Categorical Data Analysis and Contingency Tables

Contingency Tables and Categorical Organization

Contingency tables are used to organize categorical data by counting how many individuals fall into specific categories. This method allows researchers to compare groups and observe relationships, determining how one variable is contingent upon another. For example, a dataset might track exam performance with categories such as below average, average, above average, or high performance against daily caffeine consumption levels including no caffeine, low, moderate, high, or very high. In the provided example, the total counts for exam performance were $35$ for below average, $70$ for average, $59$ for above average, and $41$ for high performance. For caffeine consumption, totals showed $35$ students consumed no caffeine and $15$ students consumed a very high amount.

Proportions, Relative Frequencies, and Percentages

Proportions measure the fraction of a total group, often referred to as relative frequencies because they describe frequency in relation to a total number. In a sample of $n = 205$ students, the proportion is calculated by dividing the specific count by the total; for instance, a cell count of $8$ results in a proportion of $0.039$ , which is expressed as $3.9\,\%$ when converted to a percentage by multiplying by $100$ . Contingency tables allow for detailed analysis of these portions, such as looking at the $45$ students who consumed a high level of caffeine and finding that $16$ of them performed average on the exam, or identifying that $10$ students who consumed a high level of caffeine performed above average.

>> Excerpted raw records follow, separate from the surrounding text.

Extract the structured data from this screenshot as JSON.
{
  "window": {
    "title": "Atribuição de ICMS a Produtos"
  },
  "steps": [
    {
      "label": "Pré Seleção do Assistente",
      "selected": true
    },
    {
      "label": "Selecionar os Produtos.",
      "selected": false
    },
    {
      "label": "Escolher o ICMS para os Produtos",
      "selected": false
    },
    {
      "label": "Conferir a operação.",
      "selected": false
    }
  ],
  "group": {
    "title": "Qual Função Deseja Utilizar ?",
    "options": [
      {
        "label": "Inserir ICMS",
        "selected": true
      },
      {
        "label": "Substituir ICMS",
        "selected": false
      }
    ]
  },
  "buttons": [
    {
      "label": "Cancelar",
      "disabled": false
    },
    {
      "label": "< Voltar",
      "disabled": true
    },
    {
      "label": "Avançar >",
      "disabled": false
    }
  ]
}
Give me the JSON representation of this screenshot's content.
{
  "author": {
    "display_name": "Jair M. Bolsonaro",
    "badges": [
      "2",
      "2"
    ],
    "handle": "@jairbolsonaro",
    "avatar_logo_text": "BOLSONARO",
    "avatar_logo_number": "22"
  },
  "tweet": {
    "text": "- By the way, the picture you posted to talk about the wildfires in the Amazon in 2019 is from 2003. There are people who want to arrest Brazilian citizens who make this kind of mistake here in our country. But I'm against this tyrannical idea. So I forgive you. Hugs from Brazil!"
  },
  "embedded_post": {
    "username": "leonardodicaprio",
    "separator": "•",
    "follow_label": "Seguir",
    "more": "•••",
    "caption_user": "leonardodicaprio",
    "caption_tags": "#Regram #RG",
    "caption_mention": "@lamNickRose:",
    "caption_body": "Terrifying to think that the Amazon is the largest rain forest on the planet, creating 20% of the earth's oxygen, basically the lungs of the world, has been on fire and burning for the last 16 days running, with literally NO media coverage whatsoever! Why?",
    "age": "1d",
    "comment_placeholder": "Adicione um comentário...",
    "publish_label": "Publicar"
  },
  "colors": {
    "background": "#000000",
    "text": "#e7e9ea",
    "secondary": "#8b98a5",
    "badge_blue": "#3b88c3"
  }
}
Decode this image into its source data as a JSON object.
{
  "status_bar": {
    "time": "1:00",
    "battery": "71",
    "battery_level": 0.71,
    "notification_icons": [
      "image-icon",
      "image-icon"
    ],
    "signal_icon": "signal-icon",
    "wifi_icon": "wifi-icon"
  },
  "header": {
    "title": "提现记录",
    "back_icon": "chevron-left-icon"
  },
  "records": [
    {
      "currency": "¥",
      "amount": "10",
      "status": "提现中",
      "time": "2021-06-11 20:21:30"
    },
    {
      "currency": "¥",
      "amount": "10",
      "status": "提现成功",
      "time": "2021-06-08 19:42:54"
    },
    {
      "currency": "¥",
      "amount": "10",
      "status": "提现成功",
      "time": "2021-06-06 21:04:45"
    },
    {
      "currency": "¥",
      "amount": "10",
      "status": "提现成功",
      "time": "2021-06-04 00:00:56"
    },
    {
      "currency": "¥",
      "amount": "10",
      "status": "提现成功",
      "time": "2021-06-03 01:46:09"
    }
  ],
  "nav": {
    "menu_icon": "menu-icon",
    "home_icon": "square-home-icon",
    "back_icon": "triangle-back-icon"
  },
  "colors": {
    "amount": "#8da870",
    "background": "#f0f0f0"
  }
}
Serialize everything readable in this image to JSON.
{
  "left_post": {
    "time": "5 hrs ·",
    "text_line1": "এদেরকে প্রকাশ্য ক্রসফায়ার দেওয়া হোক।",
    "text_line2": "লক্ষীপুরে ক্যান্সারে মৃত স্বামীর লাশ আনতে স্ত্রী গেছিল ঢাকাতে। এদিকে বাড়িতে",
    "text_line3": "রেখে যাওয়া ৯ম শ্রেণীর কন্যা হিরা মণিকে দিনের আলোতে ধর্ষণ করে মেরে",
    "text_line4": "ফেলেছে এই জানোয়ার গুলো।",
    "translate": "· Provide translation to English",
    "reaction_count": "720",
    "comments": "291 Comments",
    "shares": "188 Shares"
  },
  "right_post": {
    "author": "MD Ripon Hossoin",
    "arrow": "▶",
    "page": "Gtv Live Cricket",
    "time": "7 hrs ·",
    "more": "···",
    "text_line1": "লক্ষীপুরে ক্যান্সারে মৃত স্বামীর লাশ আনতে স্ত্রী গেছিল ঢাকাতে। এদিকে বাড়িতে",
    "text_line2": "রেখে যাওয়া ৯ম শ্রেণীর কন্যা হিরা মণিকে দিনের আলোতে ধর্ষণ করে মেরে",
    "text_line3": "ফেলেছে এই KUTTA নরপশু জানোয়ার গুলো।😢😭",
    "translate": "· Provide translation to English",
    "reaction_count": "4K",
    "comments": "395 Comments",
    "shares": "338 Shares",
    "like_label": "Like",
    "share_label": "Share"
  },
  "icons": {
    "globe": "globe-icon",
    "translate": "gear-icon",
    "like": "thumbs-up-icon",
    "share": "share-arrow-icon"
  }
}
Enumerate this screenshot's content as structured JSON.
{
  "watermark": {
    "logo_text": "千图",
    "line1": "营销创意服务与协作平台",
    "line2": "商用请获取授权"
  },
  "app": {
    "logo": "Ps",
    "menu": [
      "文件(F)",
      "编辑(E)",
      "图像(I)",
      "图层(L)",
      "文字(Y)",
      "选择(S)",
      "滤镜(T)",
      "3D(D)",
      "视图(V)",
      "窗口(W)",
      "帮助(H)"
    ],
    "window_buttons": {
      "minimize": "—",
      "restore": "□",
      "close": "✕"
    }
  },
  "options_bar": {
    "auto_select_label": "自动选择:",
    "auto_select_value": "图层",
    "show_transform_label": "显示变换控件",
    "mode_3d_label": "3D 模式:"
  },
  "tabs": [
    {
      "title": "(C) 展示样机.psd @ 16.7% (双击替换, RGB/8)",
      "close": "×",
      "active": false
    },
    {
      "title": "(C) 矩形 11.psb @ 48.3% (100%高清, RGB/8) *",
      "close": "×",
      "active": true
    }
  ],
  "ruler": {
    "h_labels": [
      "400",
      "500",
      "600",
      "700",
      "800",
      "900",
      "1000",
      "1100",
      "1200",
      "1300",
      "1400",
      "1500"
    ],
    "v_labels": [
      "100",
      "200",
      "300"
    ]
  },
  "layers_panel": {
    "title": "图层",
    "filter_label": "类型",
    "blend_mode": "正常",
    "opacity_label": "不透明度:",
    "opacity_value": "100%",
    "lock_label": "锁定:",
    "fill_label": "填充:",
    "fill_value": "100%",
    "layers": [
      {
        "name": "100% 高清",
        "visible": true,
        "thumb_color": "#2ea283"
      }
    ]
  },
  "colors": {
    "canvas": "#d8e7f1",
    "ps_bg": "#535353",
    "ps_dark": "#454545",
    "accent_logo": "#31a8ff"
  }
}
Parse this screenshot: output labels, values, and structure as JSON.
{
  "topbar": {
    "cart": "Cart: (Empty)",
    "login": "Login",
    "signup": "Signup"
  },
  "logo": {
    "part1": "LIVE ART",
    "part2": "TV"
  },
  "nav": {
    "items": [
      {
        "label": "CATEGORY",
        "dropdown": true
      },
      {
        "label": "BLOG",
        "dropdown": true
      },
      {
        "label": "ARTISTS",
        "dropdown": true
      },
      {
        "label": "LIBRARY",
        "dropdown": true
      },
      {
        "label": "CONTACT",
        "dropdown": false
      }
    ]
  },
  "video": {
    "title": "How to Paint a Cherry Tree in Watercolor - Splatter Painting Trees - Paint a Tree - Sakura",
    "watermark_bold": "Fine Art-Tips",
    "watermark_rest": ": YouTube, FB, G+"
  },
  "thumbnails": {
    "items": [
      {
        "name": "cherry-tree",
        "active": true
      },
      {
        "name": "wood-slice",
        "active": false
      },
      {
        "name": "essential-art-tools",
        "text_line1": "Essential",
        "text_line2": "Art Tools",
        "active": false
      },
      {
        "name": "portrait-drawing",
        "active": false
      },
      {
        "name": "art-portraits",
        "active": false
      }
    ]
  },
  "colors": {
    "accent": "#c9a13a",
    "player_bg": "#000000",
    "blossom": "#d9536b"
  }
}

Categorical Comparison and Data Visualization

Visualizations such as bar plots and box and whisker plots facilitate the comparison of categorical groups. A bar plot can reveal that students with very high caffeine consumption are twice as likely to perform below average compared to those with no caffeine. Using the Titanic dataset, proportions of survival can be compared across age groups: approximately $\frac{10}{32}$ (roughly $31\,\%$ ) of survivors were in the $60$ to $70$ year old category, while roughly $\frac{50}{82}$ (roughly $61\,\%$ ) of survivors were in the $0$ to $10$ year old category. Additionally, box plots provide a way to compare numerical variables like stress levels across categories, showing that the mean stress score for students getting $8$ or more hours of sleep ( $n = 35$ ) is approximately $20$ , whereas students getting $6$ or less hours ( $n = 15$ ) have a higher mean stress score between $35$ and $38$ .